Direct vasodilators force blood vessels to relax by acting directly on the muscle in their walls. Hydralazine and minoxidil are the two primary options. They’re potent but tend to cause side effects like fluid retention and rapid heartbeat, so they’re almost always paired with a diuretic and beta-blocker to counterbalance those effects.
Common Side Effects Across Classes
Most blood pressure medications are well tolerated, and many side effects fade within the first few weeks as your body adjusts. The most frequently reported issues across all classes include dizziness or lightheadedness (especially when standing up quickly), fatigue, headache, and digestive changes like nausea, diarrhea, or constipation. Erectile dysfunction is another possibility that affects some men on certain classes, particularly older beta-blockers and diuretics.

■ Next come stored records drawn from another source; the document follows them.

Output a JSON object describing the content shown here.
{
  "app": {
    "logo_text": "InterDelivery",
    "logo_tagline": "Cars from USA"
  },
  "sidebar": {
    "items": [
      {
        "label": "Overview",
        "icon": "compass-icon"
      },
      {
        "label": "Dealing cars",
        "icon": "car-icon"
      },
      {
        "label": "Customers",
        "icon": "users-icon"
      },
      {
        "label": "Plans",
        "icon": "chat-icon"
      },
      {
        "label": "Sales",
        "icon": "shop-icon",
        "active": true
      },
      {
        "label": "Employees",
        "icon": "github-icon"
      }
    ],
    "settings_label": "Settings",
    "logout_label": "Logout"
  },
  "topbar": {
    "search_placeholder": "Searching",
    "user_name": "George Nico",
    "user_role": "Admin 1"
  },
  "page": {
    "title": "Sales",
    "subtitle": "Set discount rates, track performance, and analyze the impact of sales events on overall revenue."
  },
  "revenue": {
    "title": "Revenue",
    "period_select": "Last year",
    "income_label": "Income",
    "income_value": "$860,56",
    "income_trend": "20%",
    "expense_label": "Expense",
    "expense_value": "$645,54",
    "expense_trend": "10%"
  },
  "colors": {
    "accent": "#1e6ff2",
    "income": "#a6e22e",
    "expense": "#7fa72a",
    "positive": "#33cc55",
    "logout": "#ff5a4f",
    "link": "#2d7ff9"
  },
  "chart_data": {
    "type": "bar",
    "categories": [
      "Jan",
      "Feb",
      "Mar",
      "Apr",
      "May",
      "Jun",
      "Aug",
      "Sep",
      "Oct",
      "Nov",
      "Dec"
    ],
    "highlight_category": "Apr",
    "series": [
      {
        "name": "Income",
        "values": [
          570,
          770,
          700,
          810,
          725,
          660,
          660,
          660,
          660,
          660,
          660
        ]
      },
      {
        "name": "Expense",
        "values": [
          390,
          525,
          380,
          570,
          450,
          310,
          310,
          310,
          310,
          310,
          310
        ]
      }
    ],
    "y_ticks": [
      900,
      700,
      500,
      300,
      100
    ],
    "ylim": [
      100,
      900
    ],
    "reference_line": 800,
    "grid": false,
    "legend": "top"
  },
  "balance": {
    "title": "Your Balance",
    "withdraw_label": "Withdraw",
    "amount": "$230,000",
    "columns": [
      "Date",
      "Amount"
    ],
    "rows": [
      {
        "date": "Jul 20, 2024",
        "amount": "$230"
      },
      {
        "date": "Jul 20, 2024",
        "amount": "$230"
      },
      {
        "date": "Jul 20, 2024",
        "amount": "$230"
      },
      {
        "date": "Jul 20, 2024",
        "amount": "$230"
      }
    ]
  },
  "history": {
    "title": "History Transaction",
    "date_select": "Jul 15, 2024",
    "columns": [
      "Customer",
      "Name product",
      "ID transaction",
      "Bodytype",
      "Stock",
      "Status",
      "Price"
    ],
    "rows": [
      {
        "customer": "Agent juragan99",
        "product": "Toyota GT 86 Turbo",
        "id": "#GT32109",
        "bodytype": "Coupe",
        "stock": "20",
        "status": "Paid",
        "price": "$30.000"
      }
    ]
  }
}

Each class also has its own signature side effects. ACE inhibitors cause a dry cough in roughly 1 in 10 users. Calcium channel blockers can cause ankle swelling. Beta-blockers may cause cold hands and feet or exercise intolerance. Diuretics can throw off your electrolyte balance, particularly potassium. If a side effect is bothering you, there are usually multiple alternatives within the same class or in a different class entirely, which is one reason so many individual medications exist.
Why So Many Options Exist
The large number of blood pressure medications reflects a biological reality: hypertension has many contributing factors, and no single drug works optimally for everyone. Age, race, kidney function, other medical conditions, and even genetic variation all influence which medication works best. About half of people with high blood pressure need two or more medications to reach their target, and some need three or four. Having dozens of options across multiple classes gives doctors the flexibility to build a combination that controls blood pressure effectively while minimizing side effects for each individual patient.